In a cab, just now. The driver: "Where ya from?" I told him I grew up in Maine and had lived here for twenty-two years. I didn't tell him that I was born in D.C. because I didn't think he'd give a shit (in fairness, I barely do). I didn't think he gave a shit where I was from anyway; he seemed to be doing what cab drivers do sometimes, especially old-school ones, where they feel you out and see if you might be interested in talking about how Jews control everything, or how the "fucking Asians" are ruining New York -- and, also, shouldn't be allowed behind the wheel of a car, ever -- or how Muslims are going to blow up the world.
"Yeah me? I've been here for sixty-eight years. Born and raised," he said, and I didn't get a chance to respond because then he told me about how we weren't going to take the FDR to the Brooklyn Bridge because it was a parking lot, so we were going to take the "scenic route," and I fake-laughed at his non-clever turn of phrase and said that was fine.
"Yeah me? I'm a dinosaur."
"Uh huh," I said.
"I don't actually exist."
"Ha ha, yeah," I said.
"I'd need a cellphone and a fucking turban," he said, referring to the fact that many cab drivers in New York talk on their cellphones while driving, even though it's illegal to drive a taxi and talk on your phone at the same time. And referring to the fact that we have a lot of Sikh cab drivers here (who, almost to a man, wear turbans). Although my guess is that it wasn't just Sikhs he had a problem with; that Arabs, Jamaicans, north Africans, sub-Saharan Africans, Haitians, south Asians, east Asians, southeast Asians, and probably Russians and Ukranians were also on his shit list: the immigrants who make up about ninety-nine percent of yellow-cab drivers.
This was where I was supposed to say, "yeah, fuckin' Arabs," or something, and then he and I could talk about how things used to be alright before there were so many non-white people.
I didn't say anything; I pretended to mess with my phone.
But I thought about John Self, Martin Amis's protagonist in his novel Money. Self -- alcoholic and misanthropic and self-loathing and English and generally miserable -- arrives at JFK from London and takes a cab to Manhattan. After careening off the Triborough and onto the FDR and then into the surface streets of East Harlem, his driver gets going on the topic of the large number of "niggers and PRs" to be found in New York, and attempts to draw Self out on this topic.
"Only need about a hundred guys, a hundred guys like me," the driver says, to get rid of all the niggers and PRs.
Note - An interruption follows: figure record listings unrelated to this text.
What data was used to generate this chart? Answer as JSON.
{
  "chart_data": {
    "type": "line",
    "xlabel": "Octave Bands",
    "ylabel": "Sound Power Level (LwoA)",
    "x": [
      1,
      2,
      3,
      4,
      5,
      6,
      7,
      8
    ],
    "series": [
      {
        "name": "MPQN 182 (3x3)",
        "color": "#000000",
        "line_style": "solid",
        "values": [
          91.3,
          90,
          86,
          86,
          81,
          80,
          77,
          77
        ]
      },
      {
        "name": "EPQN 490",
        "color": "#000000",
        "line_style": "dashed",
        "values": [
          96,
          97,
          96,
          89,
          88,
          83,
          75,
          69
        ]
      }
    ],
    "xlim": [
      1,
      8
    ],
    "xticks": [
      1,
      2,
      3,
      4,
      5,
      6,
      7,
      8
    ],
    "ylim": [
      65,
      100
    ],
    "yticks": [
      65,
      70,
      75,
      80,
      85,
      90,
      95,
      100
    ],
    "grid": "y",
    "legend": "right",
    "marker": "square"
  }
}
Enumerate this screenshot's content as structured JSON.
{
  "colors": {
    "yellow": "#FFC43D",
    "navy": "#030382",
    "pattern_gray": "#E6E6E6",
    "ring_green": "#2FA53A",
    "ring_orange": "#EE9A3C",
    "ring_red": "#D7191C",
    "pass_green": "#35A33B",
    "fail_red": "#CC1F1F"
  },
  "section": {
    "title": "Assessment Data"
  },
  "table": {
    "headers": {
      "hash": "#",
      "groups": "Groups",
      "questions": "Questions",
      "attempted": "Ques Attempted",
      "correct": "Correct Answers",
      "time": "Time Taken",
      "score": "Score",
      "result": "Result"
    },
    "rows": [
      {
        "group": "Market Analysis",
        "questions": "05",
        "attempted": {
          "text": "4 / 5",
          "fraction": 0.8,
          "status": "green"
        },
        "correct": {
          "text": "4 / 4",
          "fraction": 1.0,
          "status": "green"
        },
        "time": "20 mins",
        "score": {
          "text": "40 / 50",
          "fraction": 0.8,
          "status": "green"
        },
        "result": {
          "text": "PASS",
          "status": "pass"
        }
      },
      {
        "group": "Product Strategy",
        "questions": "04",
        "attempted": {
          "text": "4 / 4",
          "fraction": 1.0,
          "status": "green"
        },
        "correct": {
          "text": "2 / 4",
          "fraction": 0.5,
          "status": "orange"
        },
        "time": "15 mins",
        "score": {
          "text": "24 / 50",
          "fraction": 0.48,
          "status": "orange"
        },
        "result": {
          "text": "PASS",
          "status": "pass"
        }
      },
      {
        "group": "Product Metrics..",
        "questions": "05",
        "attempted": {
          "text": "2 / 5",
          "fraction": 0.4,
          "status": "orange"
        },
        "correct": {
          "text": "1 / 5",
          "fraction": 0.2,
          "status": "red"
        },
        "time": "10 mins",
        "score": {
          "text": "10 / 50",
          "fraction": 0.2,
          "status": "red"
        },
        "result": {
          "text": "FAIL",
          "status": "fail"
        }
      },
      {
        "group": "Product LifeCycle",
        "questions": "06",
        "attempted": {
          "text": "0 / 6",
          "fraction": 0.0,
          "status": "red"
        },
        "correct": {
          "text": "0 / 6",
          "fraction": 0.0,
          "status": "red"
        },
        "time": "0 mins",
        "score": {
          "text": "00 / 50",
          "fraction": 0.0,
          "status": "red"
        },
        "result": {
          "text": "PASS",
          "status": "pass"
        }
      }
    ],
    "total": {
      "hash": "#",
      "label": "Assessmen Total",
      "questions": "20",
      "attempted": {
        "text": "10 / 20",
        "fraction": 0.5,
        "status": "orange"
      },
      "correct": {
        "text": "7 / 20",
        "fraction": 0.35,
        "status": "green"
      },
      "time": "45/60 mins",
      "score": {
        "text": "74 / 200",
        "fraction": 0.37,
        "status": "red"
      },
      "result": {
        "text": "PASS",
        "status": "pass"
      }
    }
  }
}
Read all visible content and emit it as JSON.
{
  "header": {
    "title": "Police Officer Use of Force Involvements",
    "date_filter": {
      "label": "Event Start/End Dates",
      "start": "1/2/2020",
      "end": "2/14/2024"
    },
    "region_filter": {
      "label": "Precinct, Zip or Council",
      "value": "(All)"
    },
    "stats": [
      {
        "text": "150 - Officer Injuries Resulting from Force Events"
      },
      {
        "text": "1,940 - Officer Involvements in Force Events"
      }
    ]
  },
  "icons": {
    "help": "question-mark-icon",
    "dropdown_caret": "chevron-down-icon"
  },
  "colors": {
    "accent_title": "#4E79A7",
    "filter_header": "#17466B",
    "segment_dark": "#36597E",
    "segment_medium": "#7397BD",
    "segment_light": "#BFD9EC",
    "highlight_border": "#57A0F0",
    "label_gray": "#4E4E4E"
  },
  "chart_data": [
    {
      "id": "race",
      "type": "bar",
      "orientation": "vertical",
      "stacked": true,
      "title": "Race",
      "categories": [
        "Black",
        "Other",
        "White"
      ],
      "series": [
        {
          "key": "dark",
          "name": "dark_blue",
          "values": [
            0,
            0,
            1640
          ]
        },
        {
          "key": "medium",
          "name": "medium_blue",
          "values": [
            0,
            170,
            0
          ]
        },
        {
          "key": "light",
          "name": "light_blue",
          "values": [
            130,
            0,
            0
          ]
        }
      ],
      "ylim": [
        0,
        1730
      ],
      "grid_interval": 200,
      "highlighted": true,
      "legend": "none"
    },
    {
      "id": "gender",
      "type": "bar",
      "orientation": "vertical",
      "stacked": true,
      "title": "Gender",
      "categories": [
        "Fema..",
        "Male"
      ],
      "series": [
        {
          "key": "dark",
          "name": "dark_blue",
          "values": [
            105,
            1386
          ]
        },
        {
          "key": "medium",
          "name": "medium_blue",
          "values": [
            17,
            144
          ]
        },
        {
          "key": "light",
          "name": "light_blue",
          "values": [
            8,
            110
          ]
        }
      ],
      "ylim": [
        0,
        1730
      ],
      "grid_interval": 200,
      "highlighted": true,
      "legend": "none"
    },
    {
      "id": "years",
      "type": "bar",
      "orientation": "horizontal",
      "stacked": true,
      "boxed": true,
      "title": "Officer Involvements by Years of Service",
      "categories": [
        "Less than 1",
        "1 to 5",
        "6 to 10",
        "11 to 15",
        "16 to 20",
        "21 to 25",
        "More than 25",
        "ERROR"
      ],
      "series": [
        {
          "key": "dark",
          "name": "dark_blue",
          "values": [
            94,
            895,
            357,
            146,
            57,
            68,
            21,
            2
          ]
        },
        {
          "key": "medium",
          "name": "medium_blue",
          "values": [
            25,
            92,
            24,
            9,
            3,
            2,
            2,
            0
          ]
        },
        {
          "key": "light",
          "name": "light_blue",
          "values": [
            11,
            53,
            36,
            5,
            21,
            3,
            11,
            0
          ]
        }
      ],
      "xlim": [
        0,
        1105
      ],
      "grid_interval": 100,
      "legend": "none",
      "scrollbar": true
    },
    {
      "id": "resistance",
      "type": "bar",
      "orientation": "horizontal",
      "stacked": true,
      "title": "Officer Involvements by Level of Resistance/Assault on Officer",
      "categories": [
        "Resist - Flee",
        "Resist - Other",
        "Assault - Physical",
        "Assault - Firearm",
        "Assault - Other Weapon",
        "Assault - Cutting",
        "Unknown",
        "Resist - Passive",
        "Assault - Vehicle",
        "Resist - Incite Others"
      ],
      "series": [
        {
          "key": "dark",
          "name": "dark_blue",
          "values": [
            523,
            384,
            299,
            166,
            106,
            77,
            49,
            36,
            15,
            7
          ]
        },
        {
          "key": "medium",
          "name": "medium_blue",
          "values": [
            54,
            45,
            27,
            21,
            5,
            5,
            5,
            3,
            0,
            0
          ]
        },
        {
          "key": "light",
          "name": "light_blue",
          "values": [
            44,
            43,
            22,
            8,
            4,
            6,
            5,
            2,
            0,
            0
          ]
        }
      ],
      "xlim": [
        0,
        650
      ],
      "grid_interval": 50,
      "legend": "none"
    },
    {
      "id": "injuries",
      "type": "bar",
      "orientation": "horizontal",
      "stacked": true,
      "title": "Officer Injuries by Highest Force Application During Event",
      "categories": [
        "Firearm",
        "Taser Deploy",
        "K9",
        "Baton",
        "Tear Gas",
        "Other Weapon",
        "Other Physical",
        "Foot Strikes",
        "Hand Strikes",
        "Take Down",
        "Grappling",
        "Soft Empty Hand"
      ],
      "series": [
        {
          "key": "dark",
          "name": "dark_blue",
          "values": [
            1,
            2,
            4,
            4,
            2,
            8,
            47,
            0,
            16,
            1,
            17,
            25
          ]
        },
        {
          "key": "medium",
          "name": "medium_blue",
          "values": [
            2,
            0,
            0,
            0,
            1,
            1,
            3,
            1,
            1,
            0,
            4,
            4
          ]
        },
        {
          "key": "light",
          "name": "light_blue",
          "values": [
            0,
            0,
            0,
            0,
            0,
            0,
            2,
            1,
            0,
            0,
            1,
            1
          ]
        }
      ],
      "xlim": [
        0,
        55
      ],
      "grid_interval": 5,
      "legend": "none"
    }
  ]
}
Self is horribly hung over and doesn't have the energy to do anything but humor his driver: "A hundred guys? That's not many guys."
"They think, you know," says the driver, "you drive a yellow cab, you must be some kind of a scumbag."
The irony is, perhaps, too much for Self, even in his weakened state: he sighs and leans forward and says, "You know something? You really are a scumbag. I thought it was just a swearword until you came along. You're the first real one I've met."